Vie de parent

Papillomavirus :
on vaccine les garçons aussi ?

En septembre 2019, la Fédération Wallonie-Bruxelles va étendre la vaccination contre les papillomavirus. Et au nom, notamment, de l’équité entre les sexes, la rendre accessible gratuitement aussi aux jeunes garçons. Dans les bureaux de la Fédération des centres pluralistes de planning familial (FCPPF), on s’interroge et on insiste pour que dépistage et suivi demeurent au centre des préoccupations.

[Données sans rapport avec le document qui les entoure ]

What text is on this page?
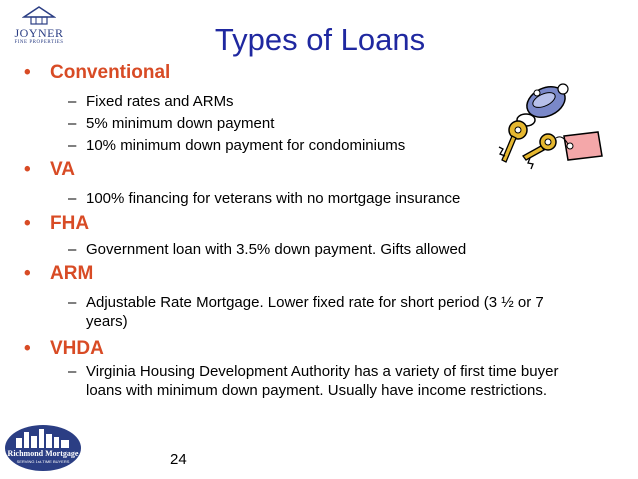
JOYNER
FINE PROPERTIES	Types of Loans
• Conventional
– Fixed rates and ARMs
– 5% minimum down payment
– 10% minimum down payment for condominiums
• VA
– 100% financing for veterans with no mortgage insurance
• FHA
– Government loan with 3.5% down payment. Gifts allowed
• ARM
– Adjustable Rate Mortgage. Lower fixed rate for short period (3 ½ or 7 years)
• VHDA
– Virginia Housing Development Authority has a variety of first time buyer loans with minimum down payment. Usually have income restrictions.
Richmond Mortgage
SERVING 1st-TIME BUYERS	24
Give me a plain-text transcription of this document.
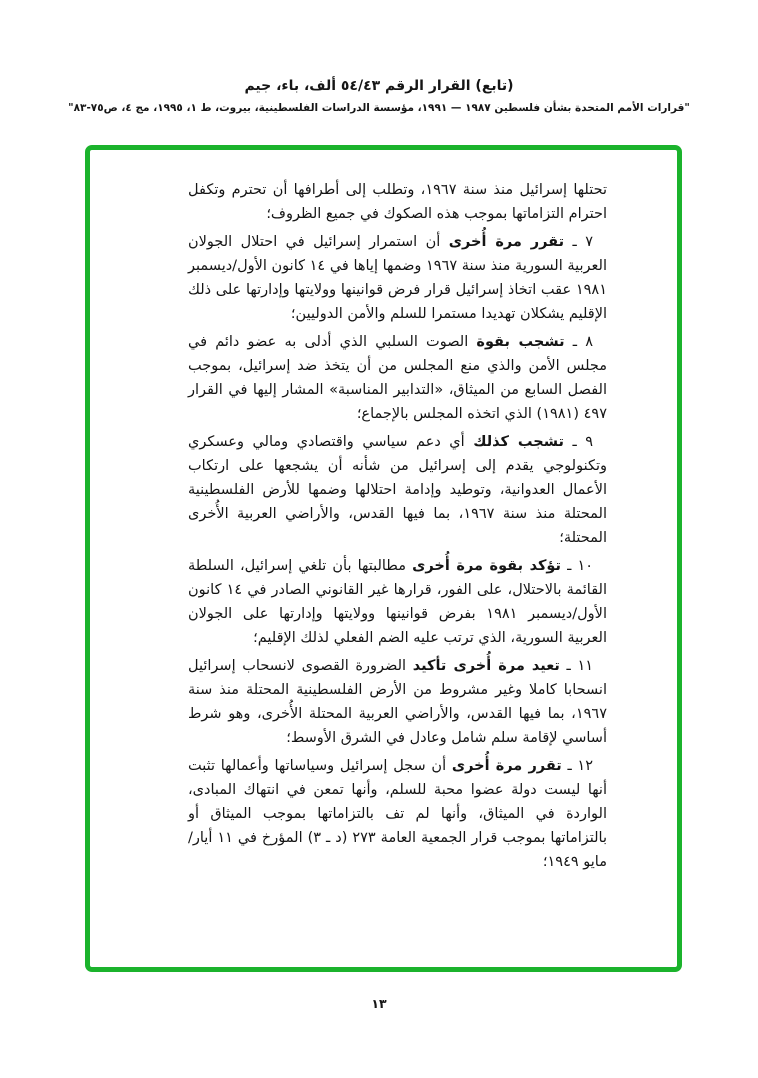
(تابع) القرار الرقم ٥٤/٤٣ ألف، باء، جيم
"قرارات الأمم المتحدة بشأن فلسطين ١٩٨٧ — ١٩٩١، مؤسسة الدراسات الفلسطينية، بيروت، ط ١، ١٩٩٥، مج ٤، ص٧٥-٨٣"

تحتلها إسرائيل منذ سنة ١٩٦٧، وتطلب إلى أطرافها أن تحترم وتكفل احترام التزاماتها بموجب هذه الصكوك في جميع الظروف؛

٧ ـ تقرر مرة أُخرى أن استمرار إسرائيل في احتلال الجولان العربية السورية منذ سنة ١٩٦٧ وضمها إياها في ١٤ كانون الأول/ديسمبر ١٩٨١ عقب اتخاذ إسرائيل قرار فرض قوانينها وولايتها وإدارتها على ذلك الإقليم يشكلان تهديدا مستمرا للسلم والأمن الدوليين؛

٨ ـ تشجب بقوة الصوت السلبي الذي أدلى به عضو دائم في مجلس الأمن والذي منع المجلس من أن يتخذ ضد إسرائيل، بموجب الفصل السابع من الميثاق، «التدابير المناسبة» المشار إليها في القرار ٤٩٧ (١٩٨١) الذي اتخذه المجلس بالإجماع؛

٩ ـ تشجب كذلك أي دعم سياسي واقتصادي ومالي وعسكري وتكنولوجي يقدم إلى إسرائيل من شأنه أن يشجعها على ارتكاب الأعمال العدوانية، وتوطيد وإدامة احتلالها وضمها للأرض الفلسطينية المحتلة منذ سنة ١٩٦٧، بما فيها القدس، والأراضي العربية الأُخرى المحتلة؛

١٠ ـ تؤكد بقوة مرة أُخرى مطالبتها بأن تلغي إسرائيل، السلطة القائمة بالاحتلال، على الفور، قرارها غير القانوني الصادر في ١٤ كانون الأول/ديسمبر ١٩٨١ بفرض قوانينها وولايتها وإدارتها على الجولان العربية السورية، الذي ترتب عليه الضم الفعلي لذلك الإقليم؛

١١ ـ تعيد مرة أُخرى تأكيد الضرورة القصوى لانسحاب إسرائيل انسحابا كاملا وغير مشروط من الأرض الفلسطينية المحتلة منذ سنة ١٩٦٧، بما فيها القدس، والأراضي العربية المحتلة الأُخرى، وهو شرط أساسي لإقامة سلم شامل وعادل في الشرق الأوسط؛

١٢ ـ تقرر مرة أُخرى أن سجل إسرائيل وسياساتها وأعمالها تثبت أنها ليست دولة عضوا محبة للسلم، وأنها تمعن في انتهاك المبادى، الواردة في الميثاق، وأنها لم تف بالتزاماتها بموجب الميثاق أو بالتزاماتها بموجب قرار الجمعية العامة ٢٧٣ (د ـ ٣) المؤرخ في ١١ أيار/مايو ١٩٤٩؛

١٣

Papillomavirus : on vaccine les garçons aussi ?

Vacciner ou non ? Les parents wallons et bruxellois continuent à se poser la question. Et demeurent circonspects : si la vaccination contre les infections causées par le papillomavirus humain est toujours encouragée et offerte gratuitement dès la pré-adolescence, elle ne rencontre pas autant de succès que dans le nord du pays. C'est que le vaccin n'est préventif que pour certains types de VPH...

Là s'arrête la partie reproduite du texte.